Quartalszahlen und Marktanalysen: Der Smartphone-Verkauf im Wandel

Die einzelnen Smartphone-Hersteller sowie auch die Netzbetreiber und andere im Markt verknüpfte Konzerne haben ihre Quartalszahlen veröffentlicht. Analysten haben sich schon längst damit beschäftigt.
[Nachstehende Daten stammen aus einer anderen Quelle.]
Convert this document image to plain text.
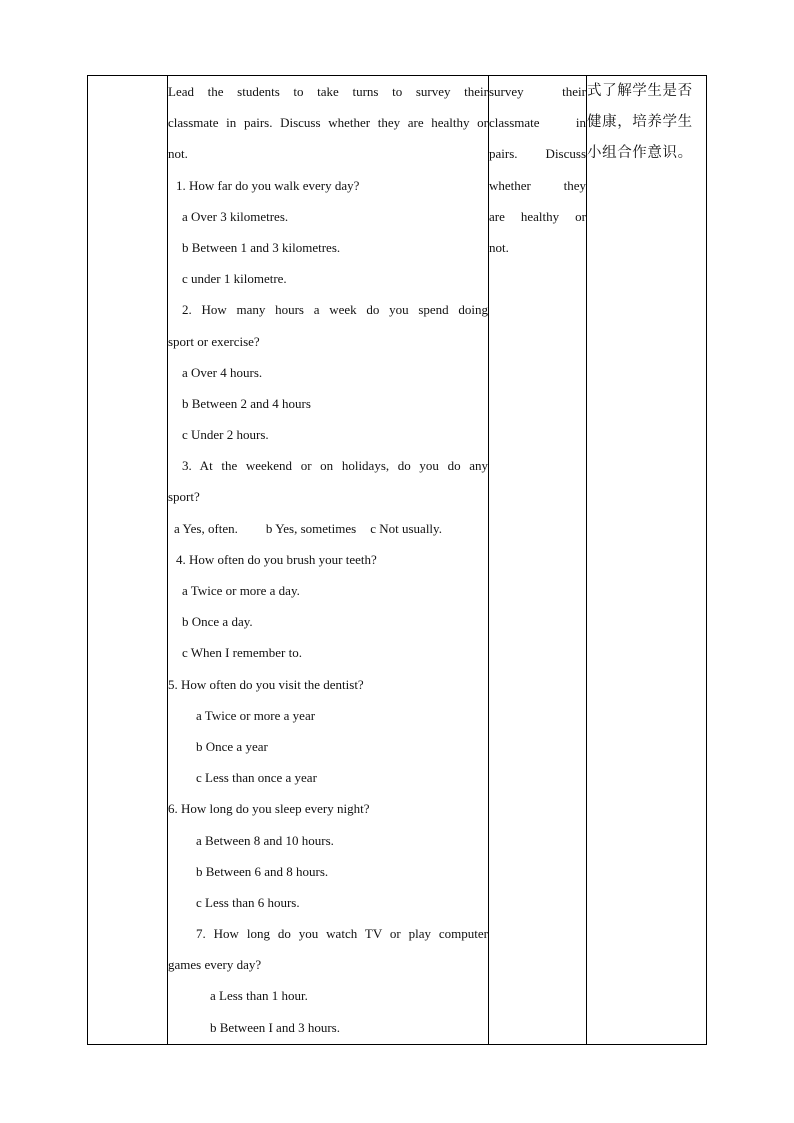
Lead the students to take turns to survey their
classmate in pairs. Discuss whether they are healthy or
not.
1. How far do you walk every day?
a Over 3 kilometres.
b Between 1 and 3 kilometres.
c under 1 kilometre.
2. How many hours a week do you spend doing
sport or exercise?
a Over 4 hours.
b Between 2 and 4 hours
c Under 2 hours.
3. At the weekend or on holidays, do you do any
sport?
a Yes, often. b Yes, sometimes c Not usually.
4. How often do you brush your teeth?
a Twice or more a day.
b Once a day.
c When I remember to.
5. How often do you visit the dentist?
a Twice or more a year
b Once a year
c Less than once a year
6. How long do you sleep every night?
a Between 8 and 10 hours.
b Between 6 and 8 hours.
c Less than 6 hours.
7. How long do you watch TV or play computer
games every day?
a Less than 1 hour.
b Between I and 3 hours.

survey their
classmate in
pairs. Discuss
whether they
are healthy or
not.

式了解学生是否
健康，培养学生
小组合作意识。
Herausgekommen ist ein Bild, das eine Art Umbruch zeigt; das iPhone ist nicht mehr so absatzstark, die Top 5 der Hersteller sind neu gemischt, und vieles mehr geschieht.

Ist die Nachfrage langsam befriedigt?

Smartphones waren nun für mehrere Jahre im Wachstum begriffen und durch die immer fortschreitende Entwicklung und die Einbringung von immer neueren Features kamen Nachfrage und Angebot auch meist in gleichen Teilen zusammen. Nun ist allerdings eine Stagnation zu beobachten – bei manchen Marken sogar ein Verkaufsrückgang; das zeigt unter anderem die International Data Corporation (IDC) auf.
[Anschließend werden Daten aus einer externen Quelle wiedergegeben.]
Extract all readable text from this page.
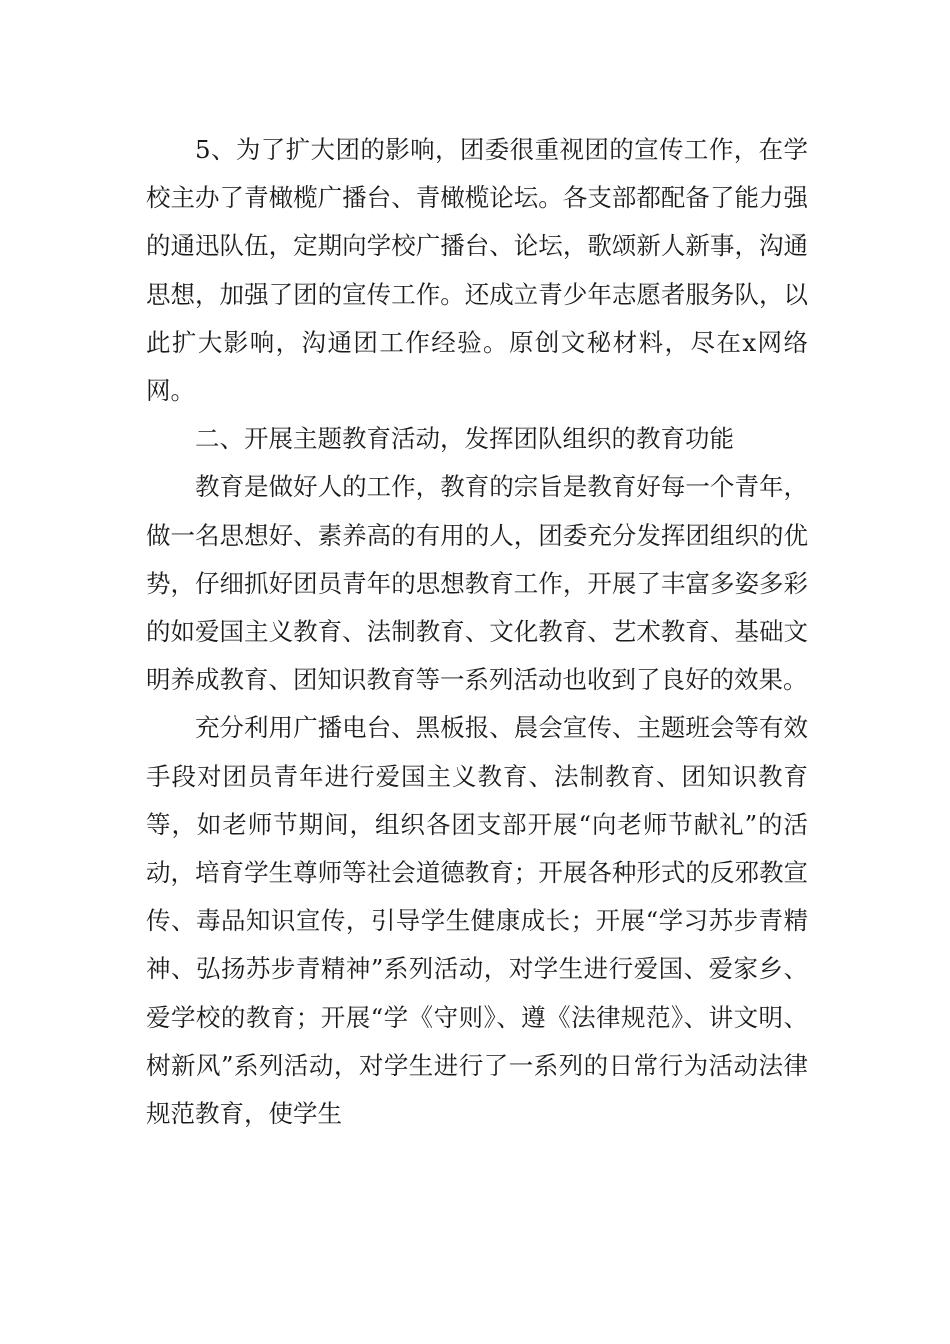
5、为了扩大团的影响，团委很重视团的宣传工作，在学校主办了青橄榄广播台、青橄榄论坛。各支部都配备了能力强的通迅队伍，定期向学校广播台、论坛，歌颂新人新事，沟通思想，加强了团的宣传工作。还成立青少年志愿者服务队，以此扩大影响，沟通团工作经验。原创文秘材料，尽在x网络网。

二、开展主题教育活动，发挥团队组织的教育功能

教育是做好人的工作，教育的宗旨是教育好每一个青年，做一名思想好、素养高的有用的人，团委充分发挥团组织的优势，仔细抓好团员青年的思想教育工作，开展了丰富多姿多彩的如爱国主义教育、法制教育、文化教育、艺术教育、基础文明养成教育、团知识教育等一系列活动也收到了良好的效果。

充分利用广播电台、黑板报、晨会宣传、主题班会等有效手段对团员青年进行爱国主义教育、法制教育、团知识教育等，如老师节期间，组织各团支部开展“向老师节献礼”的活动，培育学生尊师等社会道德教育；开展各种形式的反邪教宣传、毒品知识宣传，引导学生健康成长；开展“学习苏步青精神、弘扬苏步青精神”系列活动，对学生进行爱国、爱家乡、爱学校的教育；开展“学《守则》、遵《法律规范》、讲文明、树新风”系列活动，对学生进行了一系列的日常行为活动法律规范教育，使学生
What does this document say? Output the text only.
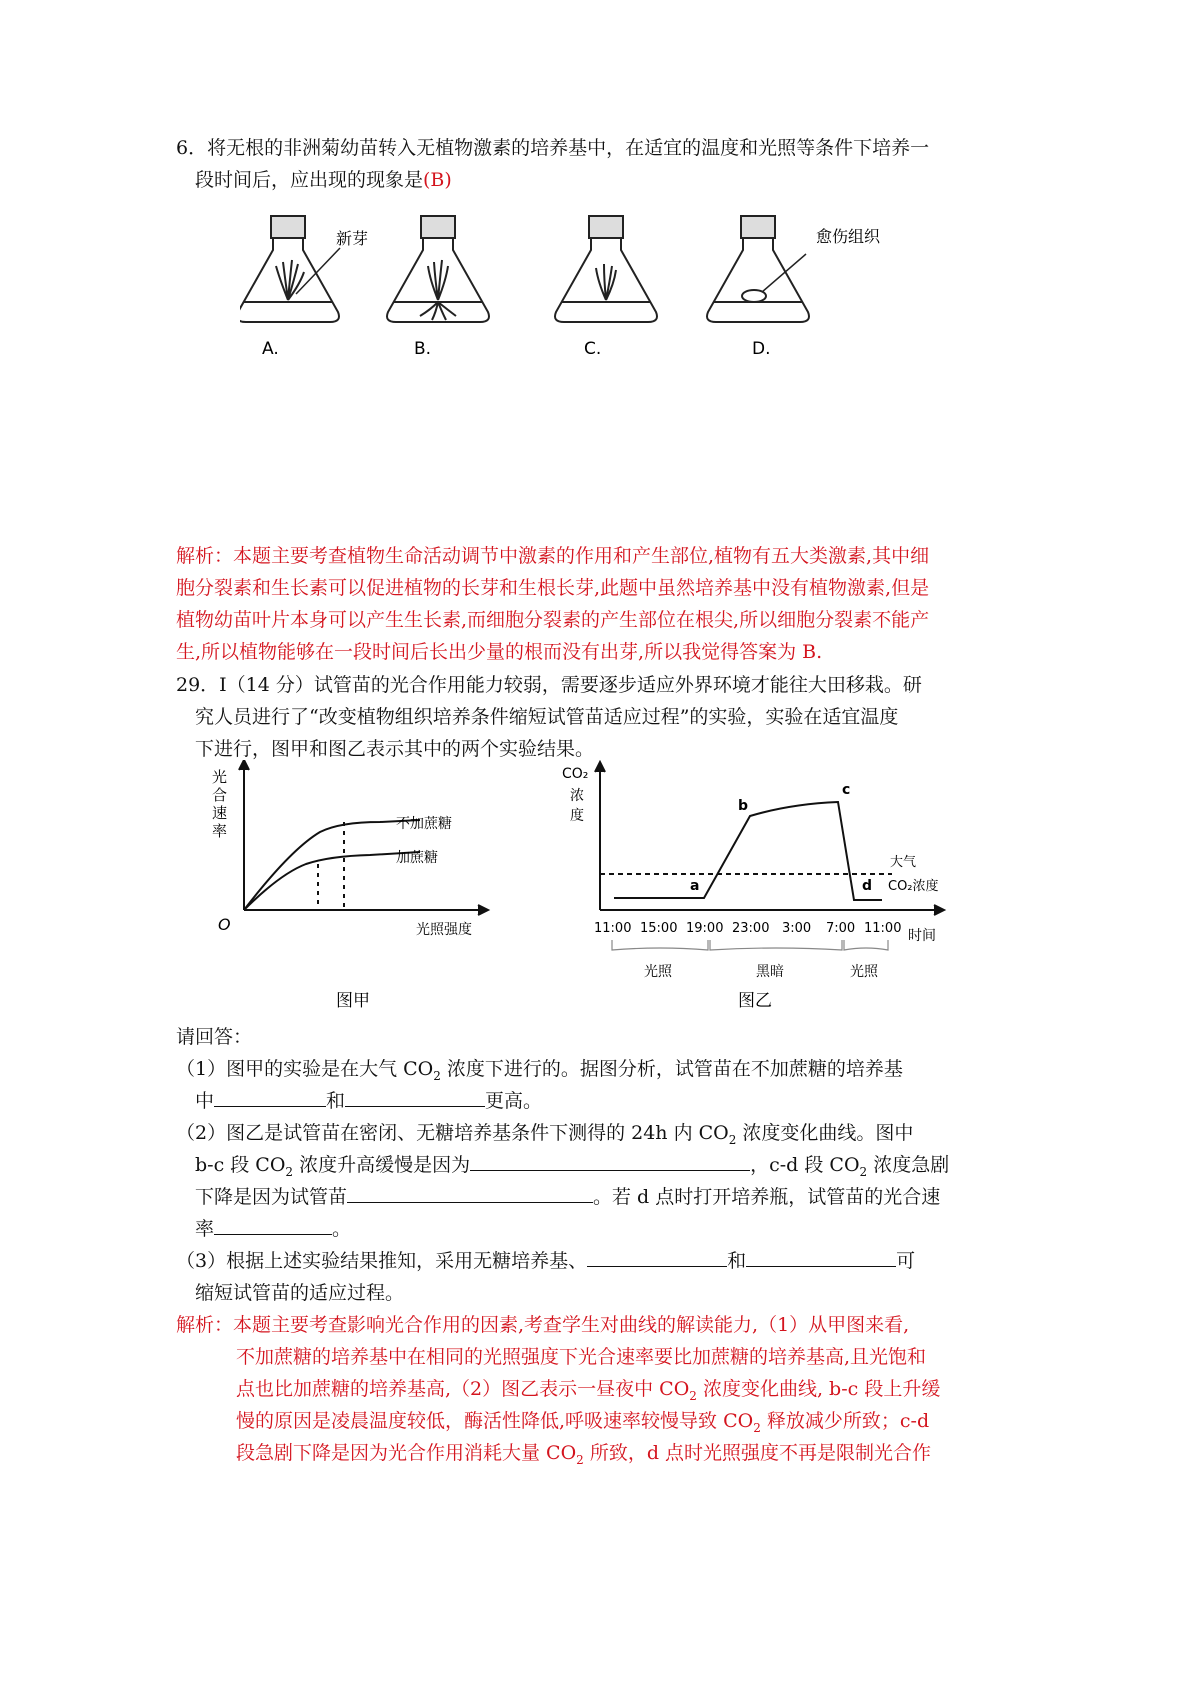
6．将无根的非洲菊幼苗转入无植物激素的培养基中，在适宜的温度和光照等条件下培养一
段时间后，应出现的现象是(B)
新芽	愈伤组织
A.	B.	C.	D.
解析：本题主要考查植物生命活动调节中激素的作用和产生部位,植物有五大类激素,其中细
胞分裂素和生长素可以促进植物的长芽和生根长芽,此题中虽然培养基中没有植物激素,但是
植物幼苗叶片本身可以产生生长素,而细胞分裂素的产生部位在根尖,所以细胞分裂素不能产
生,所以植物能够在一段时间后长出少量的根而没有出芽,所以我觉得答案为 B.
29．Ⅰ（14 分）试管苗的光合作用能力较弱，需要逐步适应外界环境才能往大田移栽。研
究人员进行了“改变植物组织培养条件缩短试管苗适应过程”的实验，实验在适宜温度
下进行，图甲和图乙表示其中的两个实验结果。
光
合
速
率	不加蔗糖
加蔗糖
O	光照强度
图甲
CO₂
浓
度
a
b
c
d
大气
CO₂浓度
11:00 15:00 19:00 23:00 3:00 7:00 11:00 时间
光照	黑暗	光照
图乙
请回答：
（1）图甲的实验是在大气 $CO_2$ 浓度下进行的。据图分析，试管苗在不加蔗糖的培养基
中	和	更高。
（2）图乙是试管苗在密闭、无糖培养基条件下测得的 24h 内 $CO_2$ 浓度变化曲线。图中
b-c 段 $CO_2$ 浓度升高缓慢是因为	，c-d 段 $CO_2$ 浓度急剧
下降是因为试管苗	。若 d 点时打开培养瓶，试管苗的光合速
率	。
（3）根据上述实验结果推知，采用无糖培养基、	和	可
缩短试管苗的适应过程。
解析：本题主要考查影响光合作用的因素,考查学生对曲线的解读能力,（1）从甲图来看,
不加蔗糖的培养基中在相同的光照强度下光合速率要比加蔗糖的培养基高,且光饱和
点也比加蔗糖的培养基高,（2）图乙表示一昼夜中 $CO_2$ 浓度变化曲线, b-c 段上升缓
慢的原因是凌晨温度较低，酶活性降低,呼吸速率较慢导致 $CO_2$ 释放减少所致；c-d
段急剧下降是因为光合作用消耗大量 $CO_2$ 所致，d 点时光照强度不再是限制光合作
Im ersten Quartal dieses Jahres konnten die Smartphone-Verkäufe auf rund 334,9 Millionen Stück summiert werden. Das ist kein nennenswertes Wachstum, sondern mehr die Formung einer Konstanten. Für die einzelnen Hersteller und Verkäufer keine sonderlich erfreuliche Entwicklung.

Chinesische Anbieter verdrängen die sonstigen Big Player

IDCTrotz eines Absatzrückgangs von 0,6 Prozent und im vergangenen Quartal „nur“ 81,9 Millionen verkauften Smartphones bleibt die Firma Samsung allerdings an der Spitze der Hersteller. Immer noch auf dem zweiten Platz, aber mit einem deutlichen Rückgang der Verkäufe um zirka 16 Prozent liegt Apple. Insgesamt wurden 51,2 Millionen iPhones verkauft.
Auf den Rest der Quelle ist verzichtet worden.